Enhancing the spatial resolution of satellite-derived land surface temperature mapping for urban areas
Feng, Xiao and Foody, Giles and Aplin, Paul and Gosling, Simon (2015) Enhancing the spatial resolution of satellite-derived land surface temperature mapping for urban areas. Sustainable Cities and Society, 19 . pp. 341-348. ISSN 2210-6707
Land surface temperature (LST) is an important environmental variable for urban studies such as those focused on the urban heat island (UHI). Though satellite-derived LST could be a useful complement to traditional LST data sources, the spatial resolution of the thermal sensors limits the utility of remotely sensed thermal data. Here, a thermal sharpening technique is proposed which could enhance the spatial resolution of satellite-derived LST based on super-resolution mapping (SRM) and super-resolution reconstruction (SRR). This method overcomes the limitation of traditional thermal image sharpeners that require fine spatial resolution images for resolution enhancement. Furthermore, environmental studies such as UHI modelling typically use statistical methods which require the input variables to be independent, which means the input LST and other indices should be uncorrelated. The proposed Super-Resolution Thermal Sharpener (SRTS) does not rely on any surface index, ensuring the independence of the derived LST to be as independent as possible from the other variables that UHI modelling often requires. To validate the SRTS, its performance is compared against that of four popular thermal sharpeners: the thermal sharpening algorithm (TsHARP), adjusted stratified stepwise regression method (Stepwise), pixel block intensity modulation (PBIM), and emissivity modulation (EM).
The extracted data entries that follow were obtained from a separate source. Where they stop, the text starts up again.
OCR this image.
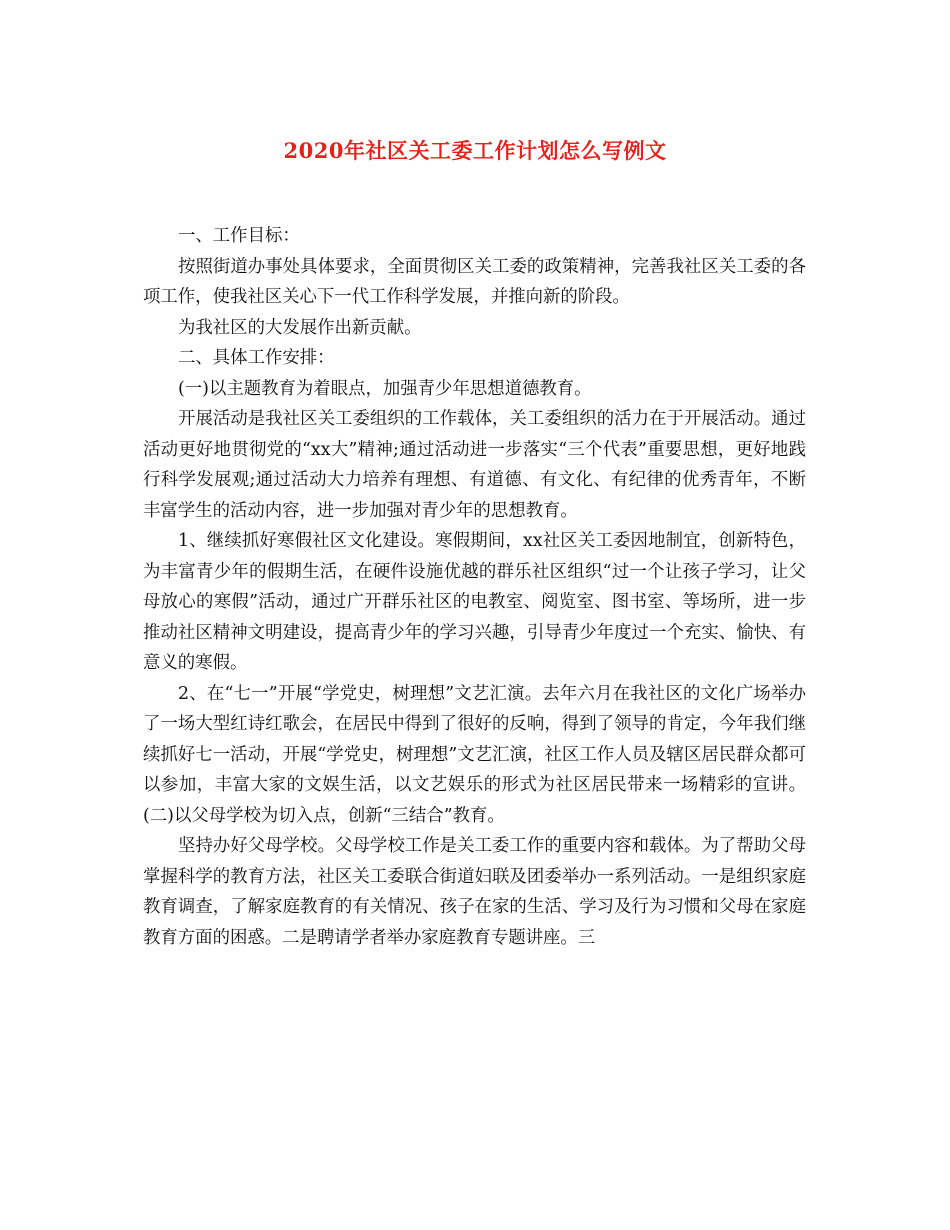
2020年社区关工委工作计划怎么写例文

一、工作目标：

按照街道办事处具体要求，全面贯彻区关工委的政策精神，完善我社区关工委的各项工作，使我社区关心下一代工作科学发展，并推向新的阶段。

为我社区的大发展作出新贡献。

二、具体工作安排：

(一)以主题教育为着眼点，加强青少年思想道德教育。

开展活动是我社区关工委组织的工作载体，关工委组织的活力在于开展活动。通过活动更好地贯彻党的“xx大”精神;通过活动进一步落实“三个代表”重要思想，更好地践行科学发展观;通过活动大力培养有理想、有道德、有文化、有纪律的优秀青年，不断丰富学生的活动内容，进一步加强对青少年的思想教育。

1、继续抓好寒假社区文化建设。寒假期间，xx社区关工委因地制宜，创新特色，为丰富青少年的假期生活，在硬件设施优越的群乐社区组织“过一个让孩子学习，让父母放心的寒假”活动，通过广开群乐社区的电教室、阅览室、图书室、等场所，进一步推动社区精神文明建设，提高青少年的学习兴趣，引导青少年度过一个充实、愉快、有意义的寒假。

2、在“七一”开展“学党史，树理想”文艺汇演。去年六月在我社区的文化广场举办了一场大型红诗红歌会，在居民中得到了很好的反响，得到了领导的肯定，今年我们继续抓好七一活动，开展“学党史，树理想”文艺汇演，社区工作人员及辖区居民群众都可以参加，丰富大家的文娱生活，以文艺娱乐的形式为社区居民带来一场精彩的宣讲。(二)以父母学校为切入点，创新“三结合”教育。

坚持办好父母学校。父母学校工作是关工委工作的重要内容和载体。为了帮助父母掌握科学的教育方法，社区关工委联合街道妇联及团委举办一系列活动。一是组织家庭教育调查，了解家庭教育的有关情况、孩子在家的生活、学习及行为习惯和父母在家庭教育方面的困惑。二是聘请学者举办家庭教育专题讲座。三
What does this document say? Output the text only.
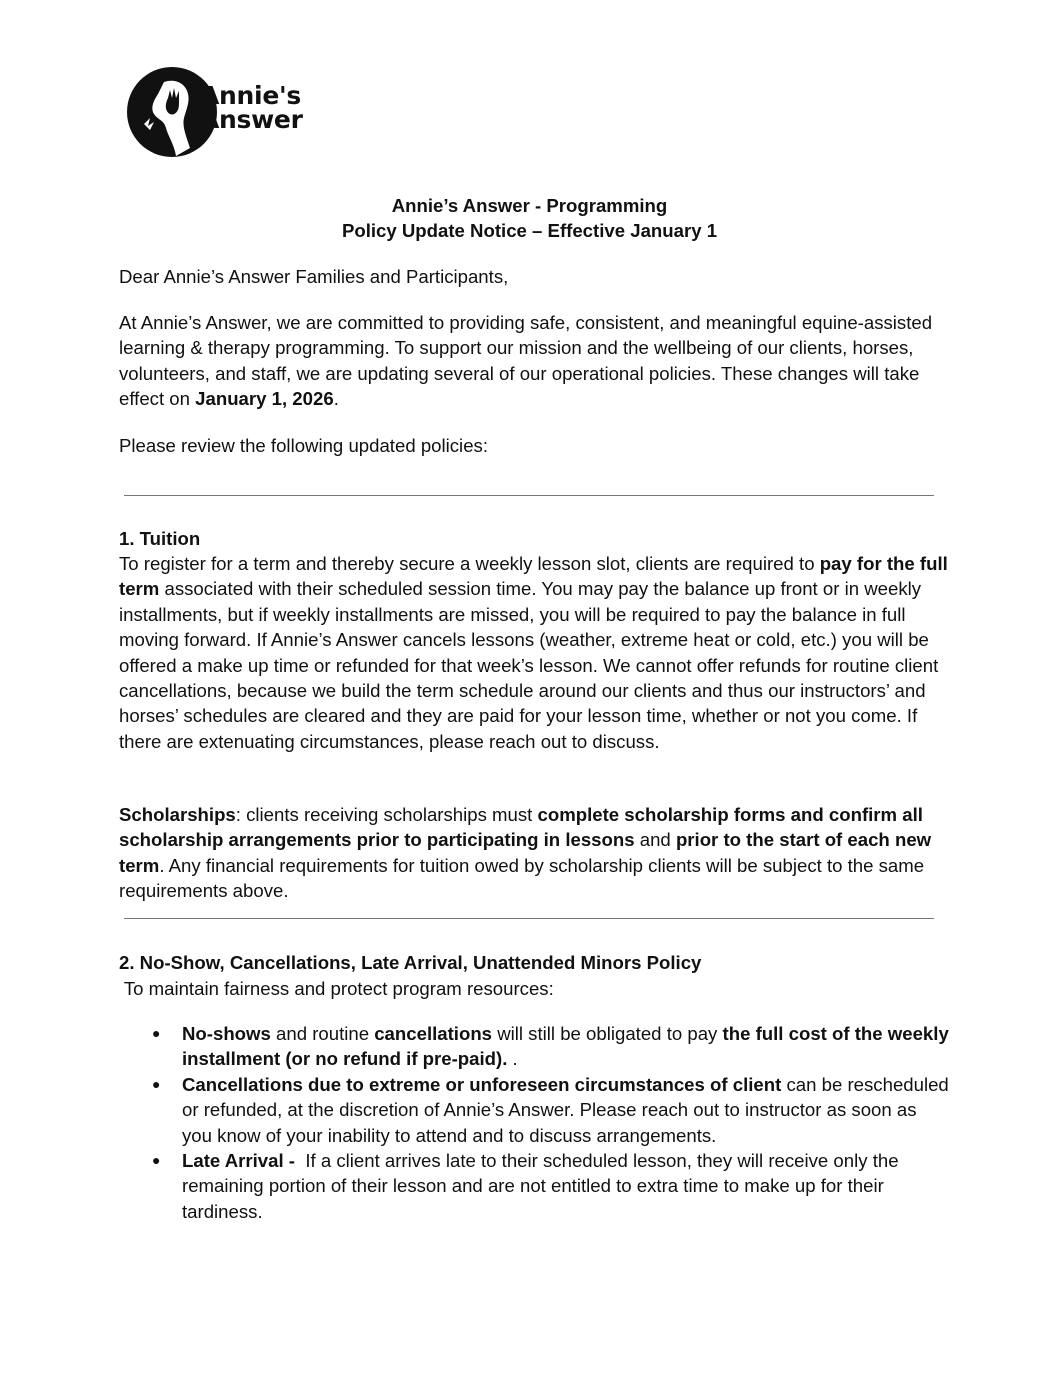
Annie's
Answer
Annie’s Answer - Programming
Policy Update Notice – Effective January 1

Dear Annie’s Answer Families and Participants,

At Annie’s Answer, we are committed to providing safe, consistent, and meaningful equine-assisted learning & therapy programming. To support our mission and the wellbeing of our clients, horses, volunteers, and staff, we are updating several of our operational policies. These changes will take effect on January 1, 2026.

Please review the following updated policies:

1. Tuition

To register for a term and thereby secure a weekly lesson slot, clients are required to pay for the full term associated with their scheduled session time. You may pay the balance up front or in weekly installments, but if weekly installments are missed, you will be required to pay the balance in full moving forward. If Annie’s Answer cancels lessons (weather, extreme heat or cold, etc.) you will be offered a make up time or refunded for that week’s lesson. We cannot offer refunds for routine client cancellations, because we build the term schedule around our clients and thus our instructors’ and horses’ schedules are cleared and they are paid for your lesson time, whether or not you come. If there are extenuating circumstances, please reach out to discuss.

Scholarships: clients receiving scholarships must complete scholarship forms and confirm all scholarship arrangements prior to participating in lessons and prior to the start of each new term. Any financial requirements for tuition owed by scholarship clients will be subject to the same requirements above.

2. No-Show, Cancellations, Late Arrival, Unattended Minors Policy

To maintain fairness and protect program resources:

● No-shows and routine cancellations will still be obligated to pay the full cost of the weekly installment (or no refund if pre-paid). .
● Cancellations due to extreme or unforeseen circumstances of client can be rescheduled or refunded, at the discretion of Annie’s Answer. Please reach out to instructor as soon as you know of your inability to attend and to discuss arrangements.
● Late Arrival -  If a client arrives late to their scheduled lesson, they will receive only the remaining portion of their lesson and are not entitled to extra time to make up for their tardiness.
The privilege of using the combination of SRR and SRM was also verified by comparing the accuracy of SRTS with sharpening process only based on SRM or SRR. The results show that the SRTS can enhance the spatial resolution of LST with a magnitude of accuracy that is equal or even superior to other thermal sharpeners, even without requiring fine spatial resolution input. This shows the potential of SRTS for application in conditions where only limited meteorological data sources are available yet where fine spatial resolution LST is desirable.